Renn Reed of Osceola is the Clarke Area Arts Council (CAAC) artist of the month for March and April; her work is currently on display at Lakeside Hotel Casino. Her show includes a variety of photographs and artwork, capturing just some of a long career as an artist and filmmaker.
An artist’s reception will be held from 4 to 6 p.m. Saturday, March 9 in the casino events center lobby.
Art beginnings
Reed grew up in Hollywood, California, and when not in school, spent a lot of her childhood with her maternal grandparents, who worked with and were good friends with several well-known names within the film industry. This nurtured an early love for the arts, and began her earliest forms of drawing.
“Like every kid, I used crayons,” said Reed of her early forays into art.
As she progressed in skill, Reed began working with oils, preferring them to other mediums.
After a move to the San Francisco Bay area, she studied with a lady who did mostly subjects of females, and Reed found she enjoyed using people as subjects for her art over still life.
“I like people - I think everyone has a story,” said Reed .
She branched out to landscapes, finding a passion for nature and animals, and taking time to put thought into each piece she created.
Reed began selling her artwork at age 10, won a competition in high school through a local art museum, and studied art in college, where she went straight to creating portraits for her art class. She also formed her first company, Rennditions, at age 16.
Reed has had art shows all over the world, including art on display at the Oakland Museum of Art in California, and internationally in El Salvador, Guatemala, parts of Mexico, and a European tour in 2000-01 that included a display in Barcelona, Spain. Her shows feature a mix of artwork and photography, the latter of which she said she’d always been involved in, with her maternal grandfather having been a photographer with the army during World War I; Reed and her husband, Mark Barth, still have her grandfather’s portable enlarger.
Work in one creative field for Reed soon led into another - independent film making.
Film making
“It was a very logical thing for us to gravitate into film making, given our backgrounds and our creative journeys,” said Reed of she and her husband’s film making venture, which comes from their work in the film making industry.
As a child, Reed was an extra in the Hitchcock film “The Birds,” and Barth has also worked in film and television. Both appeared in the 2007 film “National Treasure: Book of Secrets,” with Reed originally slated to have a speaking role that had to be cut due to time constraints.
Currently, the couple are working on a reboot of their movie franchise, “Lost Angels,” that will have five parts when completed - “The Discovery,” “United,” ‘Uncharted Territory” and “The Alliance” - with the fifth one going through what is called “treatment,” which is a synopsis of a film or project.
“Lost Angles [The Discovery]” was shot in 2001 in South Dakota, and Reed and Barth are now working on upgrading the footage; part of the second film were filmed around Woodburn. The trailer for “Lost Angles [The Discovery]” can be found at liquidiceent.com. The films are described as action-adventure-drama-scifi.

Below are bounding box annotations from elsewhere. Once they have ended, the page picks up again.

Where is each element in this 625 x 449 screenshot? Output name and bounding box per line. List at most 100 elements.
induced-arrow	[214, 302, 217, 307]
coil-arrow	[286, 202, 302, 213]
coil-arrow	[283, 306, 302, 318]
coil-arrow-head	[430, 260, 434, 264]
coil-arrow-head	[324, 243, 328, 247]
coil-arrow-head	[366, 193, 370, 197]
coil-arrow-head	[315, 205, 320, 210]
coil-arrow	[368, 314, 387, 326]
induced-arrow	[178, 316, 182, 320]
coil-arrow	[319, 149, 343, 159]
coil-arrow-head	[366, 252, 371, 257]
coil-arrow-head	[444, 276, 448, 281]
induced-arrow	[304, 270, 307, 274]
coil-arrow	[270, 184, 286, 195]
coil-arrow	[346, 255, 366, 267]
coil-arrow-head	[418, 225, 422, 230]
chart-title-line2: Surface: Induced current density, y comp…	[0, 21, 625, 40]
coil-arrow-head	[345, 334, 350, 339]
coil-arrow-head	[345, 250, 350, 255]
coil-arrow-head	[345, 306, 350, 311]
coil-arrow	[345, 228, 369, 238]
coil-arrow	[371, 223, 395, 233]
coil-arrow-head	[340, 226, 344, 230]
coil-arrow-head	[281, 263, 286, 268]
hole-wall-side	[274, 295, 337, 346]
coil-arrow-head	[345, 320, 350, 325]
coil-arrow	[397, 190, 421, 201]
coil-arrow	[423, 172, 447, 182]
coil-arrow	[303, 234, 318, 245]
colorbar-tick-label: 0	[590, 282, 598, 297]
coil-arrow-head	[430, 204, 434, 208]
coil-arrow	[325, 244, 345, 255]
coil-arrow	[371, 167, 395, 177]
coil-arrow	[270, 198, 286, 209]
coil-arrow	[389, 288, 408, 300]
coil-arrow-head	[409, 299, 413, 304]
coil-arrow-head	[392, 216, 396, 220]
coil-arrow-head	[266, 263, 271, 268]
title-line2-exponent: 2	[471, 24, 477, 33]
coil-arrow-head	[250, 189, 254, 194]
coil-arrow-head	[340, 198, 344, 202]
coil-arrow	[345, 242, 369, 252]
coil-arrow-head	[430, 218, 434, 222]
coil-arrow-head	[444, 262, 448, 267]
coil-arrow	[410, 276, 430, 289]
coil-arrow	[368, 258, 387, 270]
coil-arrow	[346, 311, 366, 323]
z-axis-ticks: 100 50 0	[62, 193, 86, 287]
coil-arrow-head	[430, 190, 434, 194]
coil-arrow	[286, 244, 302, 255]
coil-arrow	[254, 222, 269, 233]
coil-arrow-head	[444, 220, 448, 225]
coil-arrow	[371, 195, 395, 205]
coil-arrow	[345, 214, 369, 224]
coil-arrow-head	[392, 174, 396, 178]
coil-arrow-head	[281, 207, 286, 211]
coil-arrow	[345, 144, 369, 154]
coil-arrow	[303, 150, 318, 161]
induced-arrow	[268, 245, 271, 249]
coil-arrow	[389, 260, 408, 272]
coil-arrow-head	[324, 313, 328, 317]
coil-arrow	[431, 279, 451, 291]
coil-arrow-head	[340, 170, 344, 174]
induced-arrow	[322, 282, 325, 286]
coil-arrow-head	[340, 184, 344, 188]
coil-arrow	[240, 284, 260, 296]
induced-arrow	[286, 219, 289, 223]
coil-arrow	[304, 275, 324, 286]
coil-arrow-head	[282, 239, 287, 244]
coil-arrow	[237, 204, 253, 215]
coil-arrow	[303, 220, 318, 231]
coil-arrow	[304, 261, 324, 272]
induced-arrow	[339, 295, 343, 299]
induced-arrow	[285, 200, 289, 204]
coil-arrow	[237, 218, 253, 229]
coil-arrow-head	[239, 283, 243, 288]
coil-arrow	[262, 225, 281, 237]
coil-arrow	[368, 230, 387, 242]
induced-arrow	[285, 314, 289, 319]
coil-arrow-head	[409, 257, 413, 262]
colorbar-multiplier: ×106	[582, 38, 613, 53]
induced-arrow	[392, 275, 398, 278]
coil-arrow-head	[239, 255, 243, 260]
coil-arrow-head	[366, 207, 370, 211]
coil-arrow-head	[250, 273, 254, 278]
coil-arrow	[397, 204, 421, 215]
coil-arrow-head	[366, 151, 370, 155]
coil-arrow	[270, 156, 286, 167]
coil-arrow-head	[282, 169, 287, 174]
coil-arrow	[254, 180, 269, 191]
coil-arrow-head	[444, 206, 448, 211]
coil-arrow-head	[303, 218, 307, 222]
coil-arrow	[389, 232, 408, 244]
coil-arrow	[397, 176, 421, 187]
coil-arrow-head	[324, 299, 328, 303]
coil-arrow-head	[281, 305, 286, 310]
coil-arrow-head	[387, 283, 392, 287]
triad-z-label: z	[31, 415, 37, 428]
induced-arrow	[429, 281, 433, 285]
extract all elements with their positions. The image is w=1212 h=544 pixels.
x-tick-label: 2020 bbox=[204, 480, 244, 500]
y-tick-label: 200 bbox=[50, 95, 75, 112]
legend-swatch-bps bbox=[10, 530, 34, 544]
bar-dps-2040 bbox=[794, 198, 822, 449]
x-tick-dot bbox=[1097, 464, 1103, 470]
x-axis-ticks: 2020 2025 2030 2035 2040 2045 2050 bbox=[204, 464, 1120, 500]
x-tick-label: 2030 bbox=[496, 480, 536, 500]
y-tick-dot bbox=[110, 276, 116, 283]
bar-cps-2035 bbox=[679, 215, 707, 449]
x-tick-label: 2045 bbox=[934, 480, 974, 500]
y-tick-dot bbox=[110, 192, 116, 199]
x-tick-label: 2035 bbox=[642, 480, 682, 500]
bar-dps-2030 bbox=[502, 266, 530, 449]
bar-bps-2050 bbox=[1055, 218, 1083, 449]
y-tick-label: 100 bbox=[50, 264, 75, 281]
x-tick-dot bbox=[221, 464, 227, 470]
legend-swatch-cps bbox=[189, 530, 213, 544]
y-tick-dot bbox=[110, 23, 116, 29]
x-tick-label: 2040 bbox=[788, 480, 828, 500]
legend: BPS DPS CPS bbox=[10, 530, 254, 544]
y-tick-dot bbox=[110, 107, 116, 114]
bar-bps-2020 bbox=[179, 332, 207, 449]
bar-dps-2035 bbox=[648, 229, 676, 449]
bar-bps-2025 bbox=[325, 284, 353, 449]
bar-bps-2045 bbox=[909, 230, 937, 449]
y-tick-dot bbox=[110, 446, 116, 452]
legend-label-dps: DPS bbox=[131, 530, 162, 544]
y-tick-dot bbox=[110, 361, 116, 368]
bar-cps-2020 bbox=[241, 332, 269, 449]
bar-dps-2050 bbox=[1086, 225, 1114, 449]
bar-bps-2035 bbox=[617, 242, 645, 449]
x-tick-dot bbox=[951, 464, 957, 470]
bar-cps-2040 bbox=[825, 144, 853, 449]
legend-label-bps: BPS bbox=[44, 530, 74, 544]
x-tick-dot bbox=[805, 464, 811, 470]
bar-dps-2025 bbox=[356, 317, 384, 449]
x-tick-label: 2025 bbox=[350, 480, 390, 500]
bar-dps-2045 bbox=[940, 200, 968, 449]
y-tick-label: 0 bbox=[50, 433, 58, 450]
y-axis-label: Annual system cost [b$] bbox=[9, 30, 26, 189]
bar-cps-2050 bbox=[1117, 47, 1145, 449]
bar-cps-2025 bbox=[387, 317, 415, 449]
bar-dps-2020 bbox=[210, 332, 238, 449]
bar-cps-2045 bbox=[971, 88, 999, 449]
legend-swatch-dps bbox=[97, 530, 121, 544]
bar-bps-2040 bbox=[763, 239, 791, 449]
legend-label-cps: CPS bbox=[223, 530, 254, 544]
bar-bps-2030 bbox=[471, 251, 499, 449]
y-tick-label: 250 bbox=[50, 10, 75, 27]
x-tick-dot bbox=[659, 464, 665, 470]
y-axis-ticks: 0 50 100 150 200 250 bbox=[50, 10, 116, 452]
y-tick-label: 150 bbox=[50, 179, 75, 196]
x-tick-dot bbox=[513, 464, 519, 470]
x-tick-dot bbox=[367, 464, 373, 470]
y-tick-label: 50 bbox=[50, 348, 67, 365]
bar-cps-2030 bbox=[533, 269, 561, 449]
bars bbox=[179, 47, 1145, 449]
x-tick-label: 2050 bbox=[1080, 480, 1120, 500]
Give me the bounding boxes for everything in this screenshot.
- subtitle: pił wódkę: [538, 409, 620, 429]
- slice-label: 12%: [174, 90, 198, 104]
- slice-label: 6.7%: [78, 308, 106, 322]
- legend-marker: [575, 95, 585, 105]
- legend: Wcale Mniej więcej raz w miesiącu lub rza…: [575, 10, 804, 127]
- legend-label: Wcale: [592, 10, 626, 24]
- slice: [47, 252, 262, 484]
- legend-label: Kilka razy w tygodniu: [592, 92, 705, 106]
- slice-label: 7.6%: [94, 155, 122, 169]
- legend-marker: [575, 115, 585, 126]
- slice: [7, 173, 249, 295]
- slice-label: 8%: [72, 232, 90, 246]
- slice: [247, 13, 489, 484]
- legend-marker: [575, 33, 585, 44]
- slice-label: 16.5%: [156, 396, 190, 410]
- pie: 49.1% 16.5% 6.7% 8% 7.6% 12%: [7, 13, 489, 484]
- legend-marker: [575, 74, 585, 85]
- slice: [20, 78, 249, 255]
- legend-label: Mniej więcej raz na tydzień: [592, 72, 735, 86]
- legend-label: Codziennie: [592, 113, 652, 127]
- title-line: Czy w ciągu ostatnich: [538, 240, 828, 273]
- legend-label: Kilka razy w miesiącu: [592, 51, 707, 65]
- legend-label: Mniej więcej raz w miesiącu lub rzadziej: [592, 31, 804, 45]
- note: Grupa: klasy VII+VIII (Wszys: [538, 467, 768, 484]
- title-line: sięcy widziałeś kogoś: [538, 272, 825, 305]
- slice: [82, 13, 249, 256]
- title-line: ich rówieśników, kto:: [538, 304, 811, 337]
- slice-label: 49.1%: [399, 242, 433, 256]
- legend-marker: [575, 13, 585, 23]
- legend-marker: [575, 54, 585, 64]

Due to her work in the film making industry, Reed was invited to form a school of film making in South Dakota, however, that opportunity did not come to fruition.
With Reed’s background, it makes her one of the more unique artists to be featured as the CAAC’s artist of the month.
“She’s different from most of the artists we’ve had, because of her background and because she’s worked on movies and been in the industry. [She’s] done shows all over,,” said Mary Ellen Kimball of the CAAC.
In addition to art and films, Reed has also worked as a designer in Taiwan, as an interpreter, government negotiator and consultant in China, and as a freelancer for the Associated Press. She and Barth moved to Osceola when his job as an Assets Protection manger for Walmart, a position taken after they’ve moved to South Dakota to care for his mother, transferred him to Creston and Indianola. Prior to Osceola, they lived in Creston.
Display
Reed’s display at Lakeside Hotel Casino features a variety of photos with most taken in Iowa in and around Clarke County. There are also some from Lucas and Union counties, as well as South Dakota and China. She has titled the exhibit “Lake Moods - Sunset stories.”
All of the photos are spontaneous, not staged. There are many that feature wildlife, and several of Osceola’s Grade Lake both during the day and at sunset. Grade Lake is of particular interest to Reed, as she finds the lake is not ordinary, and wants to illustrate that.
All are welcome to attend her artist reception. Reed will be on hand to talk with, there will be a craft station for children, and a print of an original work will be given to one lucky winner who attends.
“I want people to feel welcome,” said Reed, who is excited for her first show since her European tour.